Do tej sytuacji doszło we wtorek około godz. 19. Policjanci z Grajewa dostali zgłoszenie od mężczyzny, który zgubił się w lesie. Z relacji 33-latka wynikało, że wspólnie z kolegą znajdują się w lesie, prawdopodobnie niedaleko Kurejewki (woj. podlaskie). Mężczyzna nie potrafił jednak podać dokładnego położenia. - Z uwagi na późną porę i niską temperaturę grajewscy policjanci natychmiast przystąpili do akcji poszukiwawczej - informuje oficer prasowy policji w Grajewie. - Już pół godziny od zgłoszenia policjanci zauważyli mężczyznę idącego poboczem wzdłuż lasu.

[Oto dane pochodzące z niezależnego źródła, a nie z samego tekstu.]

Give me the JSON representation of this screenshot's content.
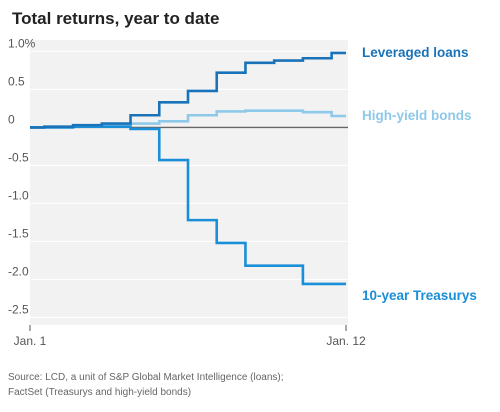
{
  "chart_data": {
    "type": "line",
    "title": "Total returns, year to date",
    "source": [
      "Source: LCD, a unit of S&P Global Market Intelligence (loans);",
      "FactSet (Treasurys and high-yield bonds)"
    ],
    "x_tick_labels": [
      "Jan. 1",
      "Jan. 12"
    ],
    "x": [
      "Jan. 1",
      "Jan. 2",
      "Jan. 3",
      "Jan. 4",
      "Jan. 5",
      "Jan. 6",
      "Jan. 7",
      "Jan. 8",
      "Jan. 9",
      "Jan. 10",
      "Jan. 11",
      "Jan. 12"
    ],
    "y_ticks": [
      1.0,
      0.5,
      0,
      -0.5,
      -1.0,
      -1.5,
      -2.0,
      -2.5
    ],
    "y_tick_labels": [
      "1.0%",
      "0.5",
      "0",
      "-0.5",
      "-1.0",
      "-1.5",
      "-2.0",
      "-2.5"
    ],
    "ylim": [
      -2.6,
      1.15
    ],
    "grid": true,
    "zero_line": true,
    "series": [
      {
        "name": "Leveraged loans",
        "color": "#1a73b8",
        "values": [
          0,
          0.01,
          0.03,
          0.05,
          0.16,
          0.33,
          0.48,
          0.72,
          0.85,
          0.88,
          0.91,
          0.98
        ]
      },
      {
        "name": "High-yield bonds",
        "color": "#8fc9ea",
        "values": [
          0,
          0.01,
          0.02,
          0.03,
          0.05,
          0.08,
          0.16,
          0.21,
          0.22,
          0.22,
          0.2,
          0.15
        ]
      },
      {
        "name": "10-year Treasurys",
        "color": "#1a8fd8",
        "values": [
          0,
          0.0,
          0.01,
          0.01,
          -0.02,
          -0.43,
          -1.22,
          -1.52,
          -1.82,
          -1.82,
          -2.06,
          -2.06
        ]
      }
    ]
  }
}
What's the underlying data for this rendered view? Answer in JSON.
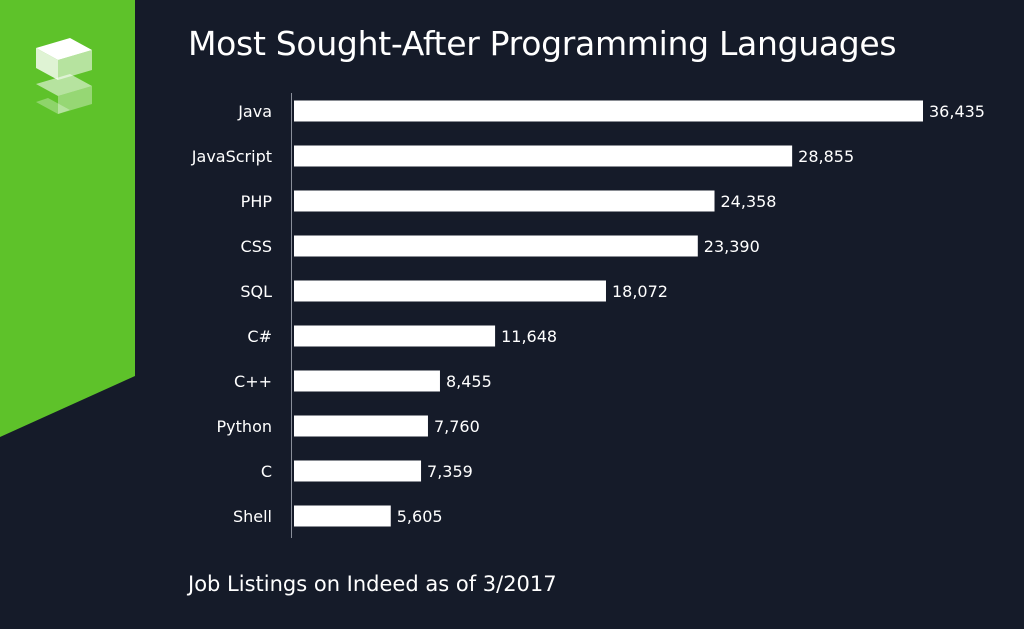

Okazało się, że to jeden z zaginionych.
Nietrzeźwy 33-latek nie potrafił powiedzieć, gdzie znajduje się jego kolega. Twierdził, że w lesie. Wyjaśnił policjantom, że jego znajomy jest tak pijany, że nie może iść o własnych siłach. Policjanci ustalili, że 33 i 25-latek godzinę wcześniej spożywali wspólnie alkohol. Po libacji próbowali wrócić do mieszkania. Wówczas stracili orientację i zabłądzili.
Czytaj też: Myto za przejście, wódka, nieciekawe towarzystwo. Białostocki tunel GROZY czeka przebudowa [ZDJĘCIA, WIDEO]
- Policjanci wiedzieli, że w tej sytuacji liczy się każda minuta - informuje oficer prasowy. - Już po kilku minutach odnaleźli leżącego w zaroślach zmarzniętego 25-latka. Mężczyzna był przytomny, jednak kontakt z nim był utrudniony. Policjanci udzieli mu pierwszej pomocy i zabrali do radiowozu, aby się ogrzał, do czasu przyjazdu pogotowia.
Okazało się, że nietrzeźwym mężczyznom nic poważnego się nie stało, dlatego noc spędzili w komendzie policji. Policjanci przypominają: Alkohol tylko pozornie rozgrzewa, jest jednym z najgorszych doradców, bo może uśpić czujność i doprowadzić do śmierci z wychłodzenia.